Berlioz - Tremendous Fiction Author
Has anyone here read "Evenings With the Orchestra", by Hector Berlioz? It's a remarkable novel. More on it in a minute...
You may know Berlioz earned a steady income by writing music critiques, some several-odd hundreds, or even thousands of them. Also that he wrote a book on instrumentation called "Treatise on Instrumentation", a book that explained his views on the various instruments of the orchestra, what they could best express, how to best utilize them, etc. - Berlioz was well equipped to write such a book, considering how well acquainted with the subject he was; he had a practical and intuitive understanding of an orchestra's instruments and their interrelationships. From his Treatise: "The violins posses force, lightness, accents both gloomy and gay... they are faithful, intelligent, active and indefatigable servants, sure never to be out of breath. -- The oboe shows timidity, the clarinet tartness. The horn in melancholy, the trumpet lofty, and the bassoon is absolutely devoid of nobleness." - I've italicized the last line because I think it well shows how he effectively used humor in his writings, even if he was writing a serious work.
Richard Strauss, no slouch at orchestration himself, decades later revised the Treatise. He found almost nothing to change and surprisingly little to add.
Around the same time that Berlioz wrote the Treatise, he also wrote a work of fiction entitled "Euphonia", a satire about a musical utopia. It's a book I would love to read, but I can't find an English-translation edition. Does anyone know if one exists?
Given his long experience as a writer, it shouldn't be a surprise that he developed talent for it. What is surprising to me, however, is how masterful his fiction actually is. In my opinion,"Evenings With the Orchestra" would be enough to cement a legacy all by itself. It's terribly clever and consistently funny throughout. Because the book consists of back-stage-type conversations of idle performers, a large variation of tales and anecdotes are told, many of which are completely unrelated to music. It's a book of very loosely related vignettes.

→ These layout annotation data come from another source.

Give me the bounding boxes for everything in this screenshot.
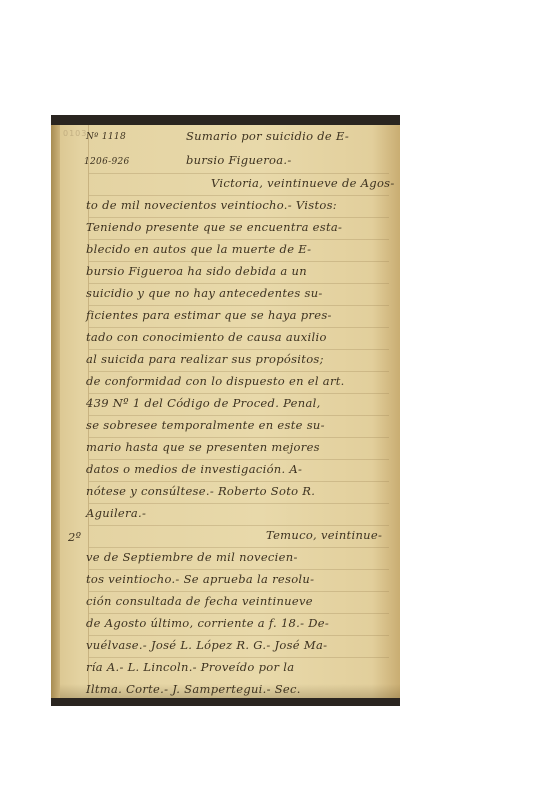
ruled-line <box>89 217 389 218</box>
body-line: mario hasta que se presenten mejores <box>86 440 320 454</box>
body-line: nótese y consúltese.- Roberto Soto R. <box>86 484 315 498</box>
page-binding-edge <box>51 125 60 698</box>
heading-line: Sumario por suicidio de E- <box>186 129 349 143</box>
ruled-line <box>89 327 389 328</box>
ruled-line <box>89 635 389 636</box>
second-entry-line: ría A.- L. Lincoln.- Proveído por la <box>86 660 294 674</box>
body-line: de conformidad con lo dispuesto en el ar… <box>86 374 345 388</box>
ruled-line <box>89 415 389 416</box>
ruled-line <box>89 195 389 196</box>
body-line: al suicida para realizar sus propósitos; <box>86 352 324 366</box>
ruled-line <box>89 657 389 658</box>
heading-line: bursio Figueroa.- <box>186 153 292 167</box>
ruled-line <box>89 283 389 284</box>
body-line: datos o medios de investigación. A- <box>86 462 302 476</box>
body-line: blecido en autos que la muerte de E- <box>86 242 311 256</box>
archive-stamp: 0103 <box>63 129 87 138</box>
body-line: se sobresee temporalmente en este su- <box>86 418 325 432</box>
ruled-line <box>89 503 389 504</box>
body-line: Teniendo presente que se encuentra esta- <box>86 220 342 234</box>
second-entry-line: tos veintiocho.- Se aprueba la resolu- <box>86 572 314 586</box>
body-line: Aguilera.- <box>86 506 146 520</box>
ruled-line <box>89 481 389 482</box>
file-reference: 1206-926 <box>84 157 130 167</box>
ruled-line <box>89 591 389 592</box>
ruled-line <box>89 305 389 306</box>
ruled-line <box>89 613 389 614</box>
body-line: ficientes para estimar que se haya pres- <box>86 308 332 322</box>
body-line: 439 Nº 1 del Código de Proced. Penal, <box>86 396 321 410</box>
ruled-line <box>89 239 389 240</box>
ruled-line <box>89 547 389 548</box>
body-line: Victoria, veintinueve de Agos- <box>211 176 395 190</box>
second-entry-line: vuélvase.- José L. López R. G.- José Ma- <box>86 638 327 652</box>
body-line: to de mil novecientos veintiocho.- Visto… <box>86 198 337 212</box>
ruled-line <box>89 173 389 174</box>
body-line: tado con conocimiento de causa auxilio <box>86 330 327 344</box>
ruled-line <box>89 525 389 526</box>
second-entry-marker: 2º <box>68 530 81 544</box>
ruled-line <box>89 349 389 350</box>
ruled-line <box>89 569 389 570</box>
body-line: bursio Figueroa ha sido debida a un <box>86 264 307 278</box>
second-entry-line: Temuco, veintinue- <box>266 528 382 542</box>
second-entry-line: Iltma. Corte.- J. Sampertegui.- Sec. <box>86 682 301 696</box>
document-photo: 0103 Nº 1118 1206-926 Sumario por suicid… <box>51 115 400 706</box>
ruled-line <box>89 437 389 438</box>
ruled-line <box>89 371 389 372</box>
second-entry-line: de Agosto último, corriente a f. 18.- De… <box>86 616 329 630</box>
entry-number: Nº 1118 <box>86 132 126 142</box>
ruled-line <box>89 393 389 394</box>
ruled-line <box>89 261 389 262</box>
second-entry-line: ción consultada de fecha veintinueve <box>86 594 313 608</box>
second-entry-line: ve de Septiembre de mil novecien- <box>86 550 298 564</box>
ruled-line <box>89 459 389 460</box>
body-line: suicidio y que no hay antecedentes su- <box>86 286 323 300</box>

The book takes place over 25 nights while a bored orchestra sits waiting to perform, or awaiting the conclusion of an opera, and therefore entertains themselves with hilarious discourse. Highly recommended. It's perhaps, at least in my recent memory, one of the best little-known works of fiction I've read. I'm ready to proclaim its author a more interesting author than composer.
Will Hays is my shepherd, I shall not want. Wills prod and Will's gaff, they confound me.